3. RESULTS AND DISCUSSION       
Because of expensive material and complex procedure for the anterior age in the method of Koenigs-Knorr's^[4], we adopted a modified method－the Helferich method, using the Lewis'acid BF₃^.Et₂O as catalyst to give the compound 2.When used dichloromethane solution, the trityl group on the C-6,6' situs of the compound 4 was eliminated to give the compound 5^[4-9], the modified method was simple and effective.
    The annelation was based on the principle of cyclooligomer' synthesis^[10,11].With pyridine as catalyst, the esterification reaction time was more than 24h, while using DABCO having low steric hindrance and two nitrogen atoms, it was only 15min^[12], all reagents must be fully dried by molecular sieve to prevent acyl chloride from hydrolyzing. 36H between d2.11 and d2.04 showed the compound 6 had 12 Acetyl groups, 28H between d3.93 and d5.31 represented the different H atom at the very site on saccharide groups. 8H for d7.06 indicated the H atom on the 1,4-O-Bis benzene groups, while 8H for d8.15 was on the residual benzene grous.
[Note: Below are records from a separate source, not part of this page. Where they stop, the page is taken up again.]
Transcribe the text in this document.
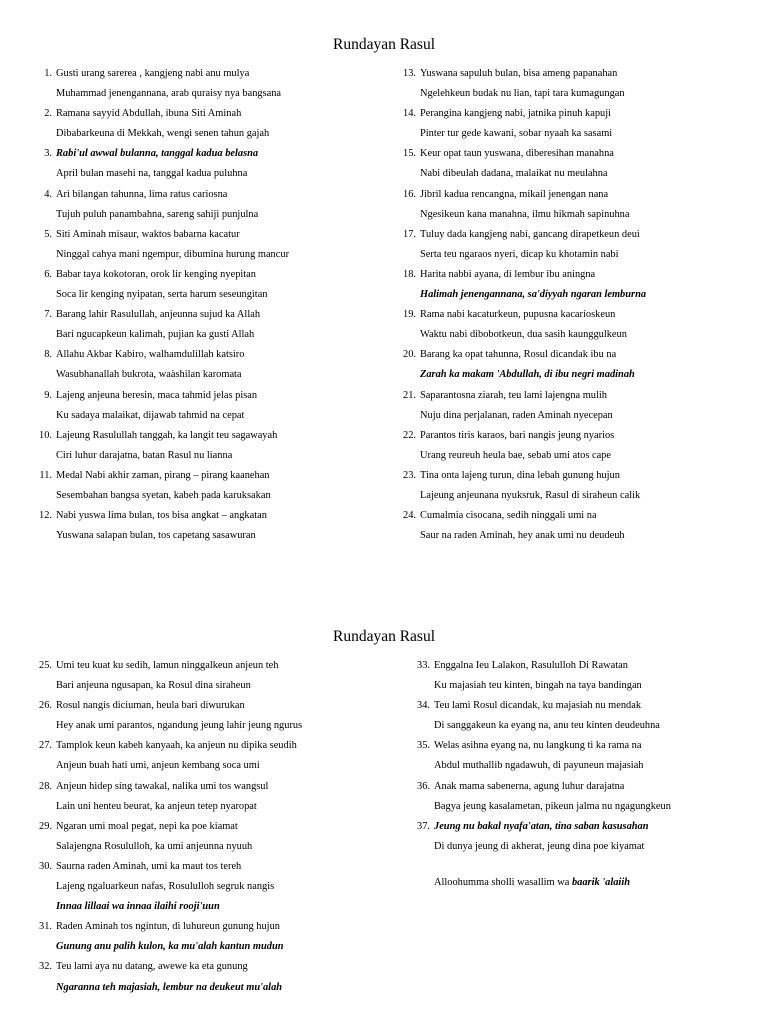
Rundayan Rasul
1. Gusti urang sarerea , kangjeng nabi anu mulya
Muhammad jenengannana, arab quraisy nya bangsana
2. Ramana sayyid Abdullah, ibuna Siti Aminah
Dibabarkeuna di Mekkah, wengi senen tahun gajah
3. Rabi'ul awwal bulanna, tanggal kadua belasna
April bulan masehi na, tanggal kadua puluhna
4. Ari bilangan tahunna, lima ratus cariosna
Tujuh puluh panambahna, sareng sahiji punjulna
5. Siti Aminah misaur, waktos babarna kacatur
Ninggal cahya mani ngempur, dibumina hurung mancur
6. Babar taya kokotoran, orok lir kenging nyepitan
Soca lir kenging nyipatan, serta harum seseungitan
7. Barang lahir Rasulullah, anjeunna sujud ka Allah
Bari ngucapkeun kalimah, pujian ka gusti Allah
8. Allahu Akbar Kabiro, walhamdulillah katsiro
Wasubhanallah bukrota, waàshilan karomata
9. Lajeng anjeuna beresin, maca tahmid jelas pisan
Ku sadaya malaikat, dijawab tahmid na cepat
10. Lajeung Rasulullah tanggah, ka langit teu sagawayah
Ciri luhur darajatna, batan Rasul nu lianna
11. Medal Nabi akhir zaman, pirang – pirang kaanehan
Sesembahan bangsa syetan, kabeh pada karuksakan
12. Nabi yuswa lima bulan, tos bisa angkat – angkatan
Yuswana salapan bulan, tos capetang sasawuran
13. Yuswana sapuluh bulan, bisa ameng papanahan
Ngelehkeun budak nu lian, tapi tara kumagungan
14. Perangina kangjeng nabi, jatnika pinuh kapuji
Pinter tur gede kawani, sobar nyaah ka sasami
15. Keur opat taun yuswana, diberesihan manahna
Nabi dibeulah dadana, malaikat nu meulahna
16. Jibril kadua rencangna, mikail jenengan nana
Ngesikeun kana manahna, ilmu hikmah sapinuhna
17. Tuluy dada kangjeng nabi, gancang dirapetkeun deui
Serta teu ngaraos nyeri, dicap ku khotamin nabi
18. Harita nabbi ayana, di lembur ibu aningna
Halimah jenengannana, sa'diyyah ngaran lemburna
19. Rama nabi kacaturkeun, pupusna kacarioskeun
Waktu nabi dibobotkeun, dua sasih kaunggulkeun
20. Barang ka opat tahunna, Rosul dicandak ibu na
Zarah ka makam 'Abdullah, di ibu negri madinah
21. Saparantosna ziarah, teu lami lajengna mulih
Nuju dina perjalanan, raden Aminah nyecepan
22. Parantos tiris karaos, bari nangis jeung nyarios
Urang reureuh heula bae, sebab umi atos cape
23. Tina onta lajeng turun, dina lebah gunung hujun
Lajeung anjeunana nyuksruk, Rasul di siraheun calik
24. Cumalmia cisocana, sedih ninggali umi na
Saur na raden Aminah, hey anak umi nu deudeuh
Rundayan Rasul
25. Umi teu kuat ku sedih, lamun ninggalkeun anjeun teh
Bari anjeuna ngusapan, ka Rosul dina siraheun
26. Rosul nangis diciuman, heula bari diwurukan
Hey anak umi parantos, ngandung jeung lahir jeung ngurus
27. Tamplok keun kabeh kanyaah, ka anjeun nu dipika seudih
Anjeun buah hati umi, anjeun kembang soca umi
28. Anjeun hidep sing tawakal, nalika umi tos wangsul
Lain uni henteu beurat, ka anjeun tetep nyaropat
29. Ngaran umi moal pegat, nepi ka poe kiamat
Salajengna Rosululloh, ka umi anjeunna nyuuh
30. Saurna raden Aminah, umi ka maut tos tereh
Lajeng ngaluarkeun nafas, Rosululloh segruk nangis
Innaa lillaai wa innaa ilaihi rooji'uun
31. Raden Aminah tos ngintun, di luhureun gunung hujun
Gunung anu palih kulon, ka mu'alah kantun mudun
32. Teu lami aya nu datang, awewe ka eta gunung
Ngaranna teh majasiah, lembur na deukeut mu'alah
33. Enggalna Ieu Lalakon, Rasululloh Di Rawatan
Ku majasiah teu kinten, bingah na taya bandingan
34. Teu lami Rosul dicandak, ku majasiah nu mendak
Di sanggakeun ka eyang na, anu teu kinten deudeuhna
35. Welas asihna eyang na, nu langkung ti ka rama na
Abdul muthallib ngadawuh, di payuneun majasiah
36. Anak mama sabenerna, agung luhur darajatna
Bagya jeung kasalametan, pikeun jalma nu ngagungkeun
37. Jeung nu bakal nyafa'atan, tina saban kasusahan
Di dunya jeung di akherat, jeung dina poe kiyamat
Alloohumma sholli wasallim wa baarik 'alaiih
Molecular weight determined by ESI-MS was fitly equal to the data calculated by the designed compound 6.
   The yield of compound 6 was not very high, because the side reaction to produce linear polyester also easily occurred, which can be restrained by the highly-dilution method. For the method, the two reactants need to be diluted by a certain solvent such as benzene, then dropped into bulky solvent isosynchronously and slowly, so the dosage of solvent is higher and the reaction time is longer. A scheme designed by Huang Zaifu can conduce to resolve the disadvantage for the highly-dilution method, he designed a 1.2m tubing where reactants can produce polyester staple in 200s^[13], which will provide us with a reference to enhance the yield in the future. Along with the deacetylation of compound 6 to obtain glycophane, we will study the property and function of its coordinate complex to do truly make extensive use of the glycophane.